Der Mensch ist, was er isst.

Fleisch

Der westliche Ernährungsstil der Gegenwart ist nicht nur für unser Klima und die Biodiversität schädlich, sondern letztlich auch für den Menschen. Karlheinz Erb forscht zu Landnutzung und kommt dabei zu brisanten, aber auch ermunternden Ergebnissen für unsere Ernährungsgewohnheiten.

Herr Erb, was haben Sie heute zu Mittag gegessen?
Ich war kurz zuhause und hatte Pasta mit Thunfischsauce.

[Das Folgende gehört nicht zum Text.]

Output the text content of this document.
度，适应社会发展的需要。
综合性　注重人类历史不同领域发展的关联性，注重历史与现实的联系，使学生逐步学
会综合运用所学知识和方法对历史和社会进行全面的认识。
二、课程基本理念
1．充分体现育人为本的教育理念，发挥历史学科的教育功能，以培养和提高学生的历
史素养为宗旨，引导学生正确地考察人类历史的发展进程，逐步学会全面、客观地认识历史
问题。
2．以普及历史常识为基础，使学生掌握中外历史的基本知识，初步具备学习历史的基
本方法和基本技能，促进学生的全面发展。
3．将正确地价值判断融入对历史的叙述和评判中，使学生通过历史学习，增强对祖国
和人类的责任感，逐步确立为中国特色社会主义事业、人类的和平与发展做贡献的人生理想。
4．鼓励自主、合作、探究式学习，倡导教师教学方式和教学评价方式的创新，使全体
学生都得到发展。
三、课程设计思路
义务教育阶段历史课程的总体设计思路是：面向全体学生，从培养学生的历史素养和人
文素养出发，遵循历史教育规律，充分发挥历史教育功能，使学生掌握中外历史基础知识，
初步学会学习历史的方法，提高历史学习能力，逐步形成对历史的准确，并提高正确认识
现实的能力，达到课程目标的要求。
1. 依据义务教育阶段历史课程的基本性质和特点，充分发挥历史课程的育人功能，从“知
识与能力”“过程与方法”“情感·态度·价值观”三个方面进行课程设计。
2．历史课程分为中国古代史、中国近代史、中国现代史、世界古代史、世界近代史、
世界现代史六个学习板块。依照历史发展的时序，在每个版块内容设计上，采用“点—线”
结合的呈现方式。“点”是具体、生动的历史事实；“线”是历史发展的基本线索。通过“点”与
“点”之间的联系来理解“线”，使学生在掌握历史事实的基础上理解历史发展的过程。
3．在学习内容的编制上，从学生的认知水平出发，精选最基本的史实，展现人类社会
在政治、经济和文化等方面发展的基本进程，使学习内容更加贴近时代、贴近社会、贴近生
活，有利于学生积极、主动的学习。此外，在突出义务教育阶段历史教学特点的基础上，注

Mit schlechtem oder ohne schlechtes Gewissen?
Naja, es zählt ja nicht das Einzelevent, sondern der Durchschnitt des Jahres. Am Institut für Soziale Ökologie sind wir in der Landnutzungsforschung tätig, von daher kann ich relativ wenig zu mariner Biomasse sagen. Persönlich glaube ich aber, dass der Fischfang schon sehr prekär ist, und ich bemühe mich, mit dem Fischkonsum Maß zu halten.

In Ihrer Forschung beschäftigen Sie sich damit, wie die Menschheit bei maximaler Schonung unserer Ressourcen zu ernähren wäre. Dabei verlieren tierisch produzierte Nahrungsmittel gegenüber Pflanzen meistens. Warum?
Früher, als in der vorindustriellen Gesellschaft Nahrungsmittel knapp waren, war es lebensnotwendig, Tiere vorwiegend als Arbeitskraft und zum Transport zu halten. Ziel war es, Nährstoffe am Ackerland zu konzentrieren und die Bodenfruchtbarkeit zu erhalten. In diesen Zeiten waren Tiere auch lebende Kapitalbestände, auf die man unter harten Bedingungen zurückgriff, um sie zu schlachten und zu essen. Sie waren aber niemals dafür da, um täglich ein Schnitzel zu konsumieren.

Worin liegen die Vorteile der Tiere?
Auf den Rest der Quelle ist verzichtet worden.